Far more inspiring is Old Town, where you'll find the market, several restaurants and cafes, the bus station and a good range of accommodation. The market is jammed with pots and pans, car and bike parts, vegetables, live chickens and dried fish. Worth poking around even if you don't buy anything.
Liwonde National Park
Liwonde is the best national park in the country, well-managed with a good stock of game and beautiful scenery. Lying south of Lake Malawi, it includes part of Lake Malombe and the Shire River. Thousands of hippos and crocodiles live in the Shire, and hundreds of elephants can be found in the park.
Several species of antelope, two reintroduced rhinos and great birdlife reside at the park. Most of the game can be seen in the northern part of the park. Much of the park closes in the wet season (November to April), though the main lodge and camp stay open (you'll have to get there by boat).
Stunning scenery, easy access, clear paths and well-maintained huts make Mt Mulanje a fine hiking and trekking area. The mountain rises steeply and suddenly from the undulating plain to the highlands, surrounded by near-vertical cliffs of bare rock, many over 1000m (3280ft) high.
Mulanje's peaks, including the highest in the country, Sapitwa, at just over 3000m (9840ft), often jut above the mist that frequently surrounds the upper slopes, giving the mountain one of its local names, 'Island in the Sky'. You can reach most of the peaks without resorting to technical climbing.

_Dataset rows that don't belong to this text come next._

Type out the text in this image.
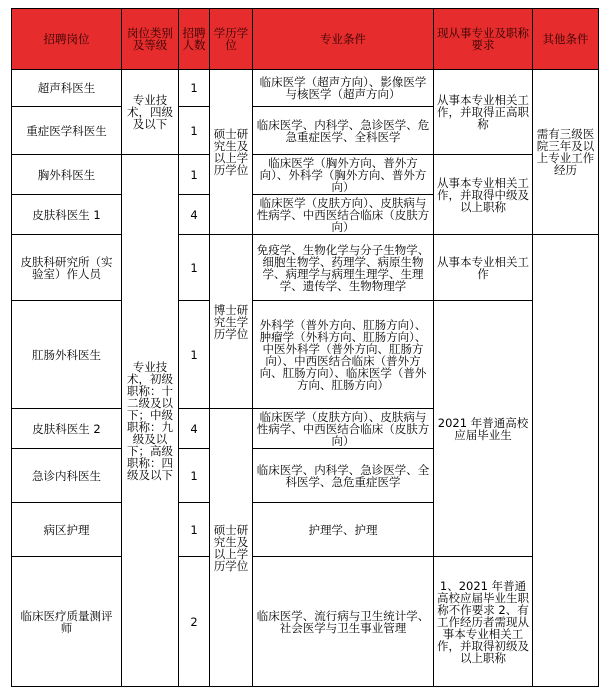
招聘岗位	岗位类别及等级	招聘人数	学历学位	专业条件	现从事专业及职称要求	其他条件
超声科医生	专业技术，四级及以下	1	硕士研究生及以上学历学位	临床医学（超声方向）、影像医学与核医学（超声方向）	从事本专业相关工作，并取得正高职称	需有三级医院三年及以上专业工作经历
重症医学科医生		1		临床医学、内科学、急诊医学、危急重症医学、全科医学		
胸外科医生	专业技术，初级职称：十二级及以下；中级职称：九级及以下；高级职称：四级及以下	1		临床医学（胸外方向、普外方向）、外科学（胸外方向、普外方向）	从事本专业相关工作，并取得中级及以上职称	
皮肤科医生 1		4		临床医学（皮肤方向）、皮肤病与性病学、中西医结合临床（皮肤方向）		
皮肤科研究所（实验室）作人员		1	博士研究生学历学位	免疫学、生物化学与分子生物学、细胞生物学、药理学、病原生物学、病理学与病理生理学、生理学、遗传学、生物物理学	从事本专业相关工作	
肛肠外科医生		1		外科学（普外方向、肛肠方向）、肿瘤学（外科方向、肛肠方向）、中医外科学（普外方向、肛肠方向）、中西医结合临床（普外方向、肛肠方向）、临床医学（普外方向、肛肠方向）	2021 年普通高校 应届毕业生	
皮肤科医生 2		4	硕士研究生及以上学历学位	临床医学（皮肤方向）、皮肤病与性病学、中西医结合临床（皮肤方向）		
急诊内科医生		1		临床医学、内科学、急诊医学、全科医学、急危重症医学		
病区护理		1		护理学、护理		
临床医疗质量测评师		2		临床医学、流行病与卫生统计学、社会医学与卫生事业管理	1、2021 年普通高校应届毕业生职称不作要求 2、有工作经历者需现从事本专业相关工作，并取得初级及以上职称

This is Malawi's most scenic lakeside town, though it doesn't quite rate the 'Caribbeanesque' tag some travellers have given it. It's gotten to be something of a budget destination, though it's kept its Malawian feel despite the influx of foreigners.
There's a bustling market and good diving opportunities in Lake Malawi just outside of town. Nkhata Bay spreads around a large lake inlet, about 50km (30mi) east of Mzuzu and 270km (170mi) north of Lilongwe. It's a regular stop on the Lake Malawi steamer, and buses run between the town and Mzuzu.